Bu nedenle hükümet, bunlara para harcasa bile, uygulamadan sorumlu ve bazı geliştirme projelerini yönetecek şirketlerin kurulmasını benimsiyor.
 


Ayrıca, şirketlerin kurulması, hükümetin kapsamlı özelleştirme vizyonu için önemli ve tamamlayıcı bir önlem olan, hükümetten bağımsız mali ve idari bağımsızlık ve yasal statü sürecini kolaylaştırıyor.

Mali müşavir Muhammed el-Amr, "Suudi Arabistan'ın özelleştirme planını uygulamada esnekliğinin iyi bir idari planın avantajlarından biri olduğu" değerlendirmesinde bulundu. Müşavir kendi bakış açısından, engellerin ve tehlikelerin sürekli ölçümü ve kaynakların ve sermayenin optimum kullanımı ile öncelikler hiyerarşisini dikkate alır.

Müşavir, konuyla ilgili açıklamasında, "Değişimin başlangıçta büyük sermaye pompalaması gerektirdiğine ve aynı zamanda insan ve idari kadrolara ihtiyaç duyduğuna ve bu iki destekçinin, gelişimsel olarak kalabalık büyüme dönemlerinde doğal olarak nadir olduğuna" işaret etti.

Amr, yerel ve uluslararası sermaye piyasalarının ve özel sektörün yeniyi özümseme konusunda belirli bir kapasiteye ve enerjiye sahip olduğunu likidite seviyeleri, yatırımcıların iştahı ve risk miktarının, özelleştirme genişleme deneyinin başarı seviyesini yükselten veya sınırlayan değişkenler olduğunu sözlerine ekledi.


Sektöre devlet desteği

Nisan 2023'te Ulusal Özelleştirme Merkezi web sitesinde açıklanan 200 projeye bakıldığında, bunların çoğunun özel sektörün iyi bilinen rolü olan hedeflenen sektörlerden bazılarının binalarının inşası, desteklenmesi, işletilmesi ve bakımı gibi rollerden yoksun olmadığı görülüyor.

Ekonomi yazarı İbrahim el-Akili, konuyla ilgili açıklamasında, "Suudi Arabistan'daki özel sektör, büyük sektörlerin başarısızlığının sonuçlarına katlanamaz. Bu nedenle Kamu Yatırım Fonu'nun özelleştirme sürecine öncülük ettiğini ve yavaş yavaş bundan vazgeçmeyi planladığını gördük" ifadelerini kullandı.

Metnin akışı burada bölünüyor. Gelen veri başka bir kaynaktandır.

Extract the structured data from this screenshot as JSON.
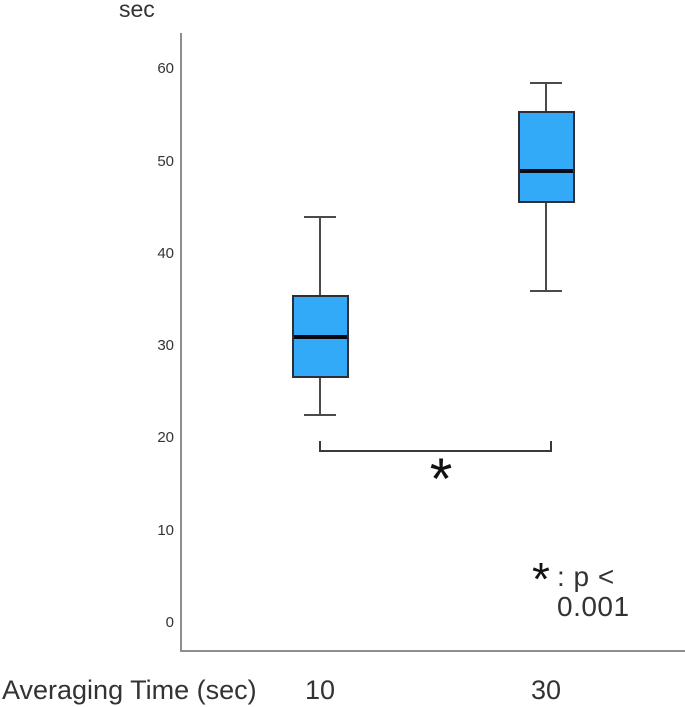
{
  "chart_data": {
    "type": "boxplot",
    "title": "",
    "y_axis": {
      "label": "sec",
      "ticks": [
        0,
        10,
        20,
        30,
        40,
        50,
        60
      ],
      "range": [
        0,
        63
      ],
      "grid": false
    },
    "x_axis": {
      "label": "Averaging Time (sec)",
      "categories": [
        "10",
        "30"
      ]
    },
    "boxes": [
      {
        "category": "10",
        "whisker_low": 22.5,
        "q1": 26.5,
        "median": 31,
        "q3": 35.5,
        "whisker_high": 44
      },
      {
        "category": "30",
        "whisker_low": 36,
        "q1": 45.5,
        "median": 49,
        "q3": 55.5,
        "whisker_high": 58.5
      }
    ],
    "significance": {
      "marker": "*",
      "note": ": p < 0.001",
      "between": [
        "10",
        "30"
      ]
    },
    "colors": {
      "box_fill": "#33aaf8",
      "box_border": "#2e2e38",
      "median": "#0a0a12",
      "whisker": "#4a4a4a",
      "axis": "#8e8e8e",
      "bracket": "#3a3a3a",
      "text": "#333333"
    },
    "legend_position": "bottom-right"
  }
}
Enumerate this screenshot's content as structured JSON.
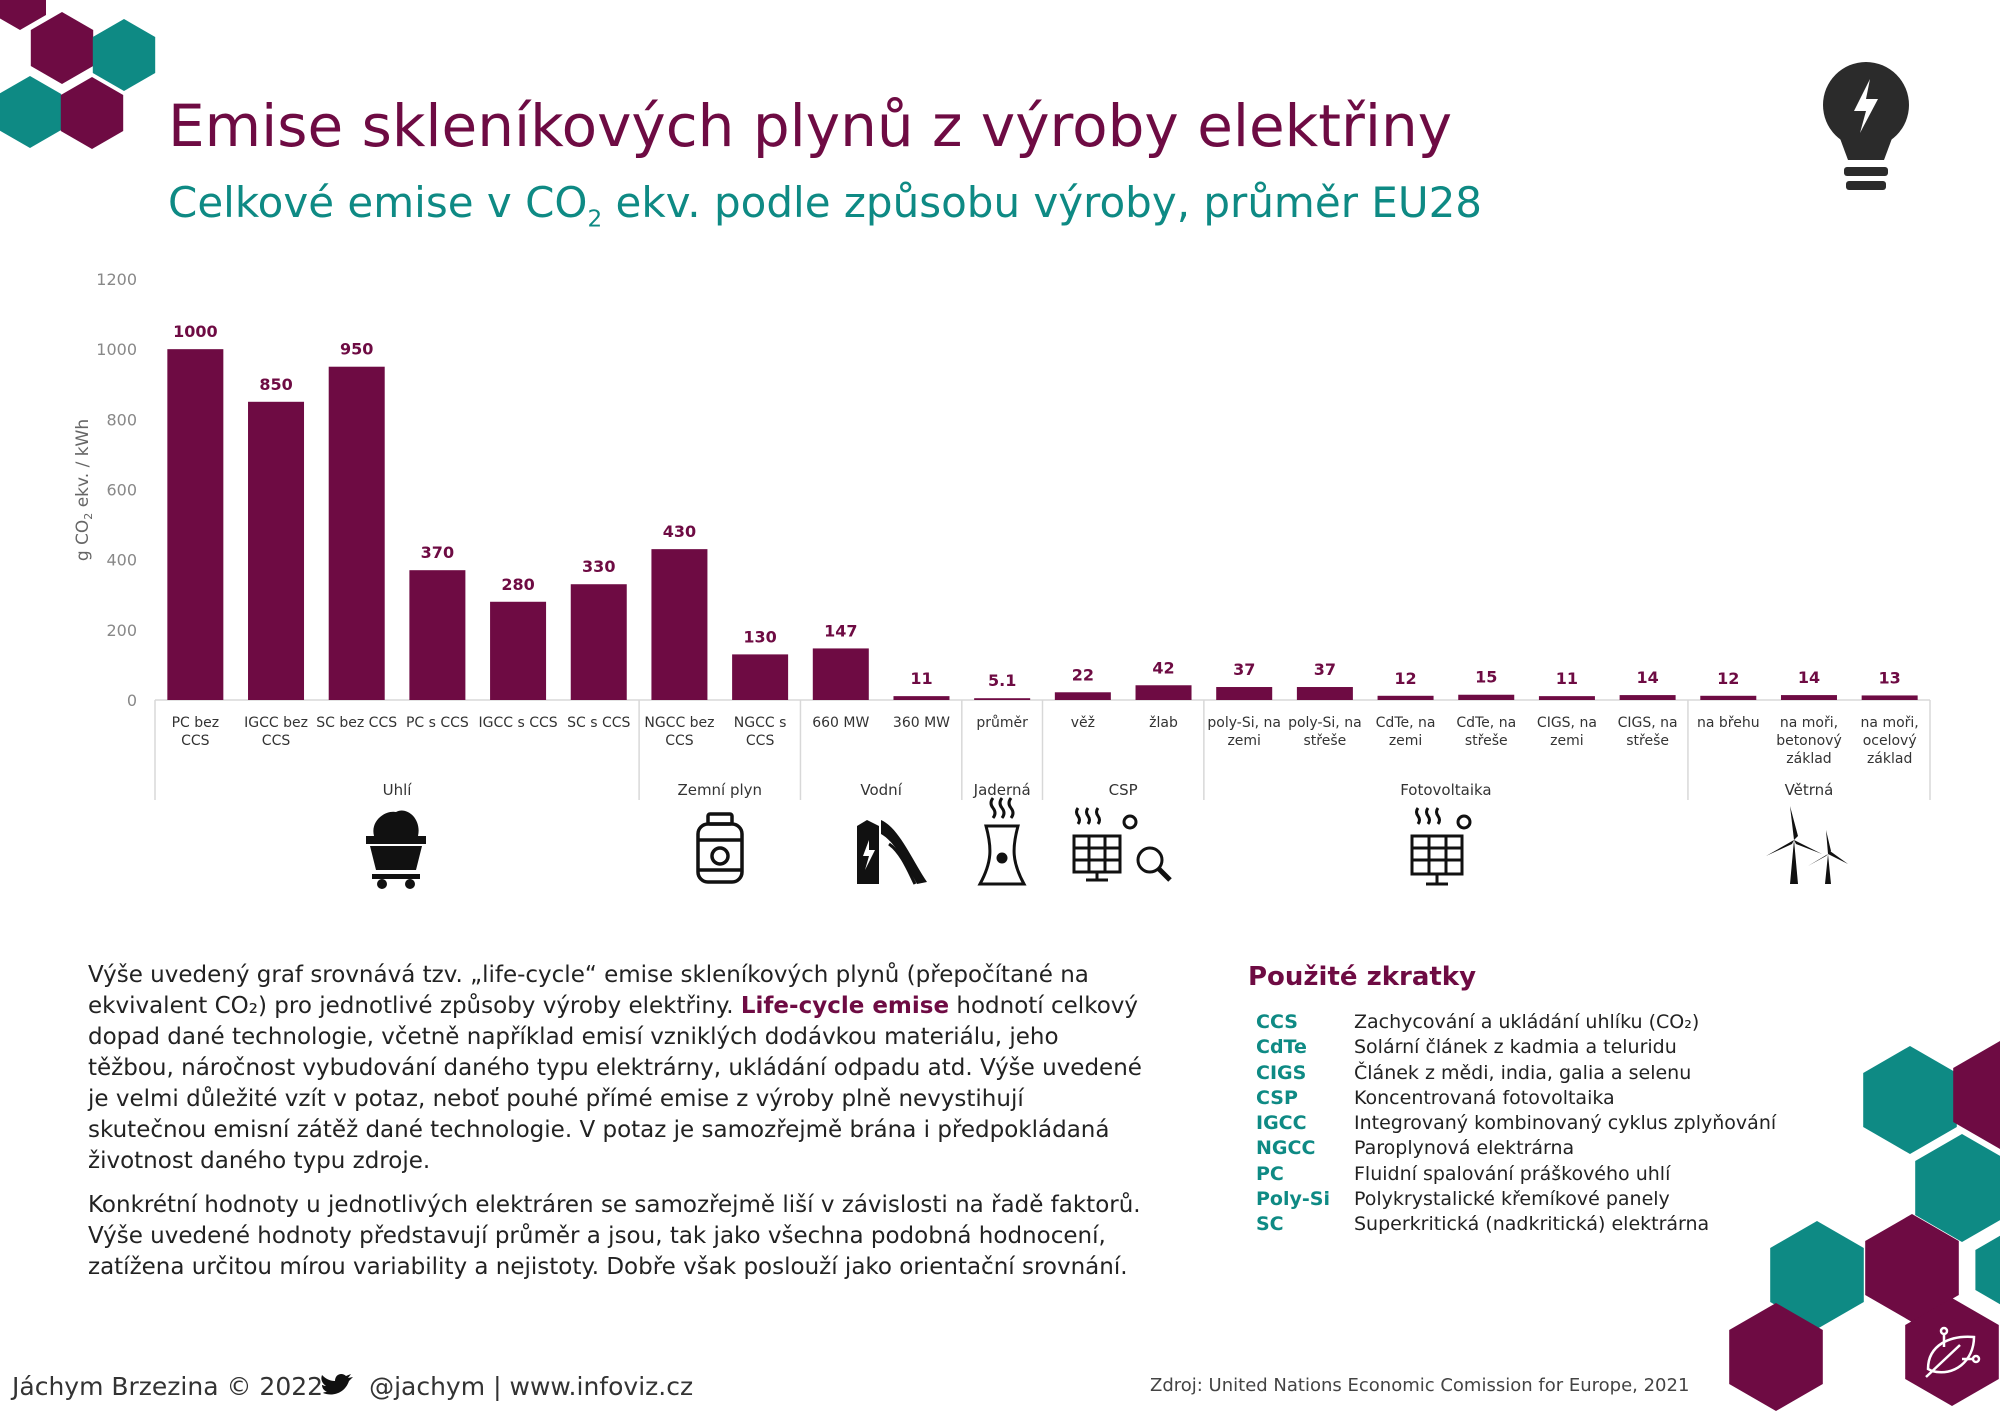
{
  "title": "Emise skleníkových plynů z výroby elektřiny",
  "subtitle_pre": "Celkové emise v CO",
  "subtitle_sub": "2",
  "subtitle_post": " ekv. podle způsobu výroby, průměr EU28",
  "chart_data": {
    "type": "bar",
    "ylabel": "g CO2 ekv. / kWh",
    "ylim": [
      0,
      1200
    ],
    "yticks": [
      0,
      200,
      400,
      600,
      800,
      1000,
      1200
    ],
    "grid": false,
    "bar_color": "#6e0b43",
    "categories": [
      [
        "PC bez",
        "CCS"
      ],
      [
        "IGCC bez",
        "CCS"
      ],
      [
        "SC bez CCS"
      ],
      [
        "PC s CCS"
      ],
      [
        "IGCC s CCS"
      ],
      [
        "SC s CCS"
      ],
      [
        "NGCC bez",
        "CCS"
      ],
      [
        "NGCC s",
        "CCS"
      ],
      [
        "660 MW"
      ],
      [
        "360 MW"
      ],
      [
        "průměr"
      ],
      [
        "věž"
      ],
      [
        "žlab"
      ],
      [
        "poly-Si, na",
        "zemi"
      ],
      [
        "poly-Si, na",
        "střeše"
      ],
      [
        "CdTe, na",
        "zemi"
      ],
      [
        "CdTe, na",
        "střeše"
      ],
      [
        "CIGS, na",
        "zemi"
      ],
      [
        "CIGS, na",
        "střeše"
      ],
      [
        "na břehu"
      ],
      [
        "na moři,",
        "betonový",
        "základ"
      ],
      [
        "na moři,",
        "ocelový",
        "základ"
      ]
    ],
    "values": [
      1000,
      850,
      950,
      370,
      280,
      330,
      430,
      130,
      147,
      11,
      5.1,
      22,
      42,
      37,
      37,
      12,
      15,
      11,
      14,
      12,
      14,
      13
    ],
    "value_labels": [
      "1000",
      "850",
      "950",
      "370",
      "280",
      "330",
      "430",
      "130",
      "147",
      "11",
      "5.1",
      "22",
      "42",
      "37",
      "37",
      "12",
      "15",
      "11",
      "14",
      "12",
      "14",
      "13"
    ],
    "groups": [
      {
        "name": "Uhlí",
        "start": 0,
        "count": 6,
        "icon": "coal-cart-icon"
      },
      {
        "name": "Zemní plyn",
        "start": 6,
        "count": 2,
        "icon": "gas-tank-icon"
      },
      {
        "name": "Vodní",
        "start": 8,
        "count": 2,
        "icon": "hydro-dam-icon"
      },
      {
        "name": "Jaderná",
        "start": 10,
        "count": 1,
        "icon": "nuclear-tower-icon"
      },
      {
        "name": "CSP",
        "start": 11,
        "count": 2,
        "icon": "solar-concentrator-icon"
      },
      {
        "name": "Fotovoltaika",
        "start": 13,
        "count": 6,
        "icon": "solar-panel-icon"
      },
      {
        "name": "Větrná",
        "start": 19,
        "count": 3,
        "icon": "wind-turbine-icon"
      }
    ]
  },
  "paragraph1": {
    "part1": "Výše uvedený graf srovnává tzv. „life-cycle“ emise skleníkových plynů (přepočítané na ekvivalent CO₂) pro jednotlivé způsoby výroby elektřiny. ",
    "highlight": "Life-cycle emise",
    "part2": " hodnotí celkový dopad dané technologie, včetně například emisí vzniklých dodávkou materiálu, jeho těžbou, náročnost vybudování daného typu elektrárny, ukládání odpadu atd. Výše uvedené je velmi důležité vzít v potaz, neboť pouhé přímé emise z výroby plně nevystihují skutečnou emisní zátěž dané technologie. V potaz je samozřejmě brána i předpokládaná životnost daného typu zdroje."
  },
  "paragraph2": "Konkrétní hodnoty u jednotlivých elektráren se samozřejmě liší v závislosti na řadě faktorů. Výše uvedené hodnoty představují průměr a jsou, tak jako všechna podobná hodnocení, zatížena určitou mírou variability a nejistoty. Dobře však poslouží jako orientační srovnání.",
  "abbreviations_title": "Použité zkratky",
  "abbreviations": [
    {
      "key": "CCS",
      "value": "Zachycování a ukládání uhlíku (CO₂)"
    },
    {
      "key": "CdTe",
      "value": "Solární článek z kadmia a teluridu"
    },
    {
      "key": "CIGS",
      "value": "Článek z mědi, india, galia a selenu"
    },
    {
      "key": "CSP",
      "value": "Koncentrovaná fotovoltaika"
    },
    {
      "key": "IGCC",
      "value": "Integrovaný kombinovaný cyklus zplyňování"
    },
    {
      "key": "NGCC",
      "value": "Paroplynová elektrárna"
    },
    {
      "key": "PC",
      "value": "Fluidní spalování práškového uhlí"
    },
    {
      "key": "Poly-Si",
      "value": "Polykrystalické křemíkové panely"
    },
    {
      "key": "SC",
      "value": "Superkritická (nadkritická) elektrárna"
    }
  ],
  "footer": {
    "author": "Jáchym Brzezina © 2022",
    "handle": "@jachym",
    "separator": "|",
    "website": "www.infoviz.cz",
    "source": "Zdroj: United Nations Economic Comission for Europe, 2021"
  },
  "colors": {
    "primary": "#6e0b43",
    "accent": "#0e8a84",
    "icon": "#222222"
  },
  "icons": {
    "top_right": "lightbulb-bolt-icon",
    "bottom_right": "leaf-circuit-icon",
    "twitter": "twitter-bird-icon"
  }
}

Akili, düzenlemelerin değişmesi ve modernleşmesinin sektörü projelere girme konusunda isteksizliğe ittiğine dikkat çekerek şunları söyledi:

Fonun büyük projelere korkusuzca ve çekinmeden giriş yapması, büyük karar masasına yakınlığı nedeniyle düzenleme yapan taraftan yönetildiğini yansıtır. Ayrıca, alınan kararlar fonun yatırım yönelimleri ile uyumlu. Bu da özel sektörün hoşlanmadığı bir strateji, bu nedenle inisiyatif alıp özelleştirmeye öncülük etme, hatta sunulan büyük fırsatları değerlendirme konusundaki isteksizliğini gördük.


Bugün küresel ekonominin ekonomik ve sosyal kalkınma sürecinin odak noktası olduğunu bilen Suudi Arabistan, ülkedeki özel sektörü de göz ardı etmedi.

Bu nedenle, özel sektörü harekete geçirmeye ve rolünü desteklemeye yoğun ilgi gösteriyor ve temelleri zayıf olsa bile GSYİH' ye katkı hızını artırmak için çalışma sözü verdi.

2022'de GSYİH'ya katılımı, gayri safi yurtiçi hasılanın yüzde 43'üne eşdeğer yaklaşık 1,2 trilyon riyal olarak (320 milyar dolar) kaydetti.

2025 yılına kadar özel sektörün GSYİH’ye katkısını iki trilyon riyale (533 milyar dolar) çıkarmayı hedefliyor ve bunun sonucunda 2030'da özel sektörün katkısı yüzde 65'e çıkacak.